Trump Only Leading By Three Points In Texas

As if the news out of Arizona weren’t bad enough, new polling out of Texas gives Donald Trump only a slim lead in Texas, which hasn’t gone for a Democrat in a Presidential election since 1976:

Republican presidential nominee Donald Trump has one of his slimmest leads yet over Democratic rival Hillary Clinton in Texas, 41 percent to 38 percent, according to a new poll among registered voters. Trump’s support falls within the survey’s margin of error, which is plus- or minus 3 percent, meaning the race is a statistical dead heat.

Released Tuesday by the University of Houston’s Hobby School of Public Affairs, the poll also found that 16 percent of respondents were undecided or refused to answer. Four percent chose Libertarian Party candidate Gary Johnson and 1 percent selected Green Party nominee Jill Stein.

“The national gains Hillary Clinton has made in the last two weeks are evident in Texas, where she has closed within three points of Donald Trump,” said Richard Murray, political science professor and director of the Hobby School’s Survey Research Institute. “With such a close margin, the key question will be which candidate can actually get their supporters to the polls over the next three weeks.”

Trump’s lead jumps one point – to 4 percent – when the poll considered voters who said they were certain to vote on or before Election Day. Among independent voters in Texas, Clinton dominates Trump, 30 percent to 14 percent. The GOP candidate, however, won the support of a plurality of male respondents, 44 percent to Clinton’s 35 percent, while women support Clinton by a four-point margin, 42 percent to 38 percent.

Another key finding: Both White House hopefuls have high unfavorable ratings in Texas. Trump’s number was 48 percent, while 19 percent viewed him very favorably. Clinton was viewed highly unfavorably by 47 percent and very favorably by 23 percent.
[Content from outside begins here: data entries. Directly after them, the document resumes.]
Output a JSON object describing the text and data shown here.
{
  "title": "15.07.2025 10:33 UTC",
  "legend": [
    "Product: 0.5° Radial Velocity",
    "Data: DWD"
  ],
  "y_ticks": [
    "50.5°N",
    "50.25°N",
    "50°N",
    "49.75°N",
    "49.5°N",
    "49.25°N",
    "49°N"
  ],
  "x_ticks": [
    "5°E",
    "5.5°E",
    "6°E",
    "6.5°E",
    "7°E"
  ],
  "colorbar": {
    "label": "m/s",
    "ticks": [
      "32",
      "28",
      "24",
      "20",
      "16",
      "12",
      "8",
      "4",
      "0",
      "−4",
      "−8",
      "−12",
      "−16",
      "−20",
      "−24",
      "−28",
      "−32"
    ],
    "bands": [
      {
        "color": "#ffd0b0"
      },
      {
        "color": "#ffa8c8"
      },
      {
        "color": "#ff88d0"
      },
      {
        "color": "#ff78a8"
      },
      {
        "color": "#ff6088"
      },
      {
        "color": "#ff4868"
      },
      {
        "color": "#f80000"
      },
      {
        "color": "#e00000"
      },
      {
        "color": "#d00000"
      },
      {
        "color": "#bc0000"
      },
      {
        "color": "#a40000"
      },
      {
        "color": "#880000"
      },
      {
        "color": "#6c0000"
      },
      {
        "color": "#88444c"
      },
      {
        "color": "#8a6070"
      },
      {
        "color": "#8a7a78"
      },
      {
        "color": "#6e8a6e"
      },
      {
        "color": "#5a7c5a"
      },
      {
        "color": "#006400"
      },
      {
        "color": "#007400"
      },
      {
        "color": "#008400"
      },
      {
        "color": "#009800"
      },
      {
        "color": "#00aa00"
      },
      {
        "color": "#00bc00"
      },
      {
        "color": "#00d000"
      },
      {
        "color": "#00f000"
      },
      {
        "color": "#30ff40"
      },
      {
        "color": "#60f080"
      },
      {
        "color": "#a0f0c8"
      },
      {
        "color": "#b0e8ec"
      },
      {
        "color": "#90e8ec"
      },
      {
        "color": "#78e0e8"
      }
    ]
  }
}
As a frame of reference, it should be noted that John McCain won the Lone Star State by more than eleven percentage points, while Mitt Romney won by more than fifteen points. Trump still has a respectable 5 .7 point lead in the RealClearPolitics average, but that’s largely due to polls that came out before Clinton’s latest surge on the national level. Additionally, presumably because the outcome there has long been presumed, there’s been very little polling in the state to give us an indication of whether or not Republicans have something to worry about here. At the very least, though, numbers like this indicate that just how weak a candidate he actually is. A Republican who has less than a double digit lead in Texas with less than three weeks to go in the campaign is, to say, the very least a Republican candidate in very serious trouble.


FILED UNDER: 2016 Election, Public Opinion Polls, US Politics, , , , , , , , , , , , ,
Doug Mataconis
About Doug Mataconis
Doug Mataconis held a B.A. in Political Science from Rutgers University and J.D. from George Mason University School of Law. He joined the staff of OTB in May 2010 and contributed a staggering 16,483 posts before his retirement in January 2020. He passed far too young in July 2021.


  1. Mu says:

    Wait until he announces today that he’ll trade all of Texas south of I-10 to Mexico in exchange for getting his wall built.

  2. Hal_10000 says:

    I also saw in recent polling that men are slightly favoring Clinton. It’s always possible the polling is way off. Nate Silver likes to remind people that if a 10% chance thing doesn’t happen 10% of the time, you’re doing your stats wrong. And there a lot of undecideds/3rd partiers in the polls right now that could break. But … IF the polling is accurate …. wow.

  3. Kylopod says:

    the poll also found that 16 percent of respondents were undecided or refused to answer.

    I hate to throw cold water on this poll, but I suspect the undecided group is comprised primarily of Republicans who are unhappy with their party’s nominee, and if so, then it’s probable (though far from certain) that they’ll break for Trump in the end.

    Actually, it’s this factor that has worried me the most for several months–that a lot of the undecideds in the polls consist of Republican-leaning voters who are reluctant to support Trump but who probably will in the end.

  4. Scott says:

    Here in San Antonio, it is a very strange election. There are almost no yard signs (actually none in my very red neighborhood) and very few bumper stickers. Not sure what that means. I think everybody just wants the election to be over.

  5. Gromitt Gunn says:

    @Scott: Same here in Aggieland. I’ve seen a couple of Trump signs and no Clinton signs. No signs for any statewide races since (in my area) they are all decided in the GOP primaries.

    The only signs I am seeing (and there are quite a few) are for City of Bryan and City of College Station races.

  6. CSK says:

    @Gromitt Gunn:

    I live in a very blue state, so the lack of Trump yard signs is not surprising. But a Clinton sign is a very rare sight as well.

  7. Matt says:

    @Scott: Pretty same here in Corpus. I’ve seen a couple Hillary signs and a few more Trump signs but far fewer than I saw for Romney.